I’m standing in the amphitheater on CGCC’s campus
in The Dalles, a type of public space that comes to us
directly from the Greeks.
Ancient Greek theaters were large, open-air structures
that took advantage of sloping hillsides
for their terraced seating.
The core of any Greek theater is the orchestra,
the “dancing place” of the chorus
and the chief performance space.
The audience sat in the theatron, the “seeing place,”
on semi-circular terraced rows of benches.
The Athenian theater was not a business enterprise
like our theater but was financed by the Athenian state
as an integral part of a religious festival: the City Dionysia.
Theatre emerged from the same impulse as religion;
an attempt to make sense of the universe,
and to find meaning in the mysteries
that surrounded men’s lives.
Gradually, plays were separated from direct worship,
but dramatic festivals maintained a close connection
to the civic religion.
Plays were presented only during these festivals
and a professional theatre as we know it did not exist.
Three tragic poets were chosen each year to present
their plays at the festival. Each one of the tragedians
presented a group of four plays, three tragedies
and a satyr play, on one morning of the festival.
In the first half of the fifth century the three tragedies
often formed a connected trilogy.
which told a continuous story.
One connected trilogy survives, The Oresteia of Aeschylus.
This trilogy traces the story of the House of Atreus
from Agamemnon's murder by his wife after his return
from Troy to the acquittal of his son, Orestes,
who killed his mother in revenge.
The normal practice for tragedians of the
second half of the fifth century was to write
three unconnected tragedies,
which each dealt with a common idea or theme.

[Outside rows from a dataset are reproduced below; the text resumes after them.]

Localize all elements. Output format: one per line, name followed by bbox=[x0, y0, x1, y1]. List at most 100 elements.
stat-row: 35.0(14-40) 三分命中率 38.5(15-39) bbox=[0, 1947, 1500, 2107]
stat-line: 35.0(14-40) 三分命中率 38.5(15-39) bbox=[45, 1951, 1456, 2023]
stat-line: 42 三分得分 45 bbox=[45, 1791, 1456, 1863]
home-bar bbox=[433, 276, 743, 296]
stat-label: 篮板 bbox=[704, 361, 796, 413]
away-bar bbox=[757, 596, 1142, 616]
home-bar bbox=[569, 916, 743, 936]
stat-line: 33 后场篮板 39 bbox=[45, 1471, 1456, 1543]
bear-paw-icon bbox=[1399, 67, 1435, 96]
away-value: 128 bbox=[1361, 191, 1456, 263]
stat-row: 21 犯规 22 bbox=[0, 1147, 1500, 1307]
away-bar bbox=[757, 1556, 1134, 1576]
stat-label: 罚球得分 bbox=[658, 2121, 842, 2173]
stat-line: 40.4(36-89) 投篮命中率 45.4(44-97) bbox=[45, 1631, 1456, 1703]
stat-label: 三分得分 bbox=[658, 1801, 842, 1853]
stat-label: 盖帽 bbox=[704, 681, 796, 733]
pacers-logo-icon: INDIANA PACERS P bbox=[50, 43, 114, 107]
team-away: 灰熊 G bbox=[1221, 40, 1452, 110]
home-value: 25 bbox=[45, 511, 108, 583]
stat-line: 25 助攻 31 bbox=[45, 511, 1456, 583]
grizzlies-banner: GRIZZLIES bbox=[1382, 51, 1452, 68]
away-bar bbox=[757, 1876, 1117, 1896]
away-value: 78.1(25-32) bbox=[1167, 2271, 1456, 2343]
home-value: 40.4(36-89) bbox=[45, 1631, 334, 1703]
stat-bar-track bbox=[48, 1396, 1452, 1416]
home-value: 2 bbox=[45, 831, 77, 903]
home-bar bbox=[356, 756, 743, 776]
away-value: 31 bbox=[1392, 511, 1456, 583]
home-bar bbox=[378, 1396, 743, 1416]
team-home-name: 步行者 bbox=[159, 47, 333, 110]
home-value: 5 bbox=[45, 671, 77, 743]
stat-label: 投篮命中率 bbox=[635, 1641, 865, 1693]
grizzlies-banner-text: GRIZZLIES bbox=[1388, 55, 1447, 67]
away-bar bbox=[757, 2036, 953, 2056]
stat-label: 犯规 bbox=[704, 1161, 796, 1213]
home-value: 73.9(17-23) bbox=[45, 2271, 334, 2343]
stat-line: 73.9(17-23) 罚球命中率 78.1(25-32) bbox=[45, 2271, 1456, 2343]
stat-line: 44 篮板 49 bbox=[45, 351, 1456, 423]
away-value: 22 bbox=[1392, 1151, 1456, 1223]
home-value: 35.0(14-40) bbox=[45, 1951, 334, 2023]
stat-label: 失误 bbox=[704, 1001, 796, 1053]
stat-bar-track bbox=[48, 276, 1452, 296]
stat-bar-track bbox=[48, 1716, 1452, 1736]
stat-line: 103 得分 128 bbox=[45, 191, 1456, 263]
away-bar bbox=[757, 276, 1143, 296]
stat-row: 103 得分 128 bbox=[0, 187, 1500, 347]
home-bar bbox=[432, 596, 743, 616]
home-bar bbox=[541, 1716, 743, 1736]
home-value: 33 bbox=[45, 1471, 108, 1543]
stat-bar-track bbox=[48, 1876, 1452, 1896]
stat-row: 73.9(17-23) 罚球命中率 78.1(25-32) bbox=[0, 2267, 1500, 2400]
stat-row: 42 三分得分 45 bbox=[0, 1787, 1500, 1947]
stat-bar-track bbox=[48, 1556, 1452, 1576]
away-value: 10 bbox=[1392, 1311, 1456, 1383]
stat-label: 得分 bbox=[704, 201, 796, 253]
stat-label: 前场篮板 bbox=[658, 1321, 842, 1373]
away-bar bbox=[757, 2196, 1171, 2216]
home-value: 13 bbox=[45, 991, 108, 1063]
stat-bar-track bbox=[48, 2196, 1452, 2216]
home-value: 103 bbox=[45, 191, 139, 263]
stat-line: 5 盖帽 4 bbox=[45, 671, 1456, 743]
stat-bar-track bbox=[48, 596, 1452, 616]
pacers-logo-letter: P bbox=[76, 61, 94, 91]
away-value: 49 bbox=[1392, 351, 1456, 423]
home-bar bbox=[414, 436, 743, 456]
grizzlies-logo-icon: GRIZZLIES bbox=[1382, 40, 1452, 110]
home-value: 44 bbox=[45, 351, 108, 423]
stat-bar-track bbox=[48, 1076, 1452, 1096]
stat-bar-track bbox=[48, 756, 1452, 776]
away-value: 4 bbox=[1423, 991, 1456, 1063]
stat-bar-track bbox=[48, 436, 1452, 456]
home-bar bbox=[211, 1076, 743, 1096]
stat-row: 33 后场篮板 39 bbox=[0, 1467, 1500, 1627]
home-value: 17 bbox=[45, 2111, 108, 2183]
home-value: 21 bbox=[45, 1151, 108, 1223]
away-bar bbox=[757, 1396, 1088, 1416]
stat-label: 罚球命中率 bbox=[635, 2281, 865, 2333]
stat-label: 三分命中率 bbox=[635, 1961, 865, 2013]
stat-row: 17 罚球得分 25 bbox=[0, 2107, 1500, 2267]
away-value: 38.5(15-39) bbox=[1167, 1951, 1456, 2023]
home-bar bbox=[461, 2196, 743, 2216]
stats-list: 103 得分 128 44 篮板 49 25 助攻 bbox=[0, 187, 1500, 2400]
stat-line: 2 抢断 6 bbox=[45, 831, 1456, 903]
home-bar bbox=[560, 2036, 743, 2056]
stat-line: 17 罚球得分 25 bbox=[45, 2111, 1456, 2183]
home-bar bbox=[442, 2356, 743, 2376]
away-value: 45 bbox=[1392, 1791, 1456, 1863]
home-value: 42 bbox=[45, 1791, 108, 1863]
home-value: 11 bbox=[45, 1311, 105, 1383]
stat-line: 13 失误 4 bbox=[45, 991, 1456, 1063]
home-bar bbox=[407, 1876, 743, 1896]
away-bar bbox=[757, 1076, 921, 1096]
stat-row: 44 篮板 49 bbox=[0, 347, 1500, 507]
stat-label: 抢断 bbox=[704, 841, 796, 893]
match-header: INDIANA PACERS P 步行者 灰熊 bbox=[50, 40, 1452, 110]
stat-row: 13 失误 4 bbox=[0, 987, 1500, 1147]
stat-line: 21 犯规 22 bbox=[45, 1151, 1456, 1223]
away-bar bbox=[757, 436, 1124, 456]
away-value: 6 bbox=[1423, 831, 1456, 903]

The existing plays of both Sophocles and Euripides
are examples of this development.
In his Poetics Aristotle defined theatre
as "an imitation of an action."
The Poetics is commonly understood
by critical theorists to be one of the earliest,
yet one of the most important, pieces of cultural criticism,
and has served as a model for playwrights
for the past 2,500 years.
Aristotle’s definition of the elements constituting
excellence in theatre significantly influenced
theatre practitioners subsequent periods,
and makes the theatre of the ancient Greeks
the natural starting point for the study
of western theatre history.
This first unit of our course covers the first three weeks.
We’ll spend this time looking at the ways that playwriting,
acting, and theatre architecture developed in Athens,
how these developments were interpreted by Aristotle
a century after they first occurred, and how the Romans
then incorporated and further developed
Greek dramatic forms and ideas
in their own professional public entertainment.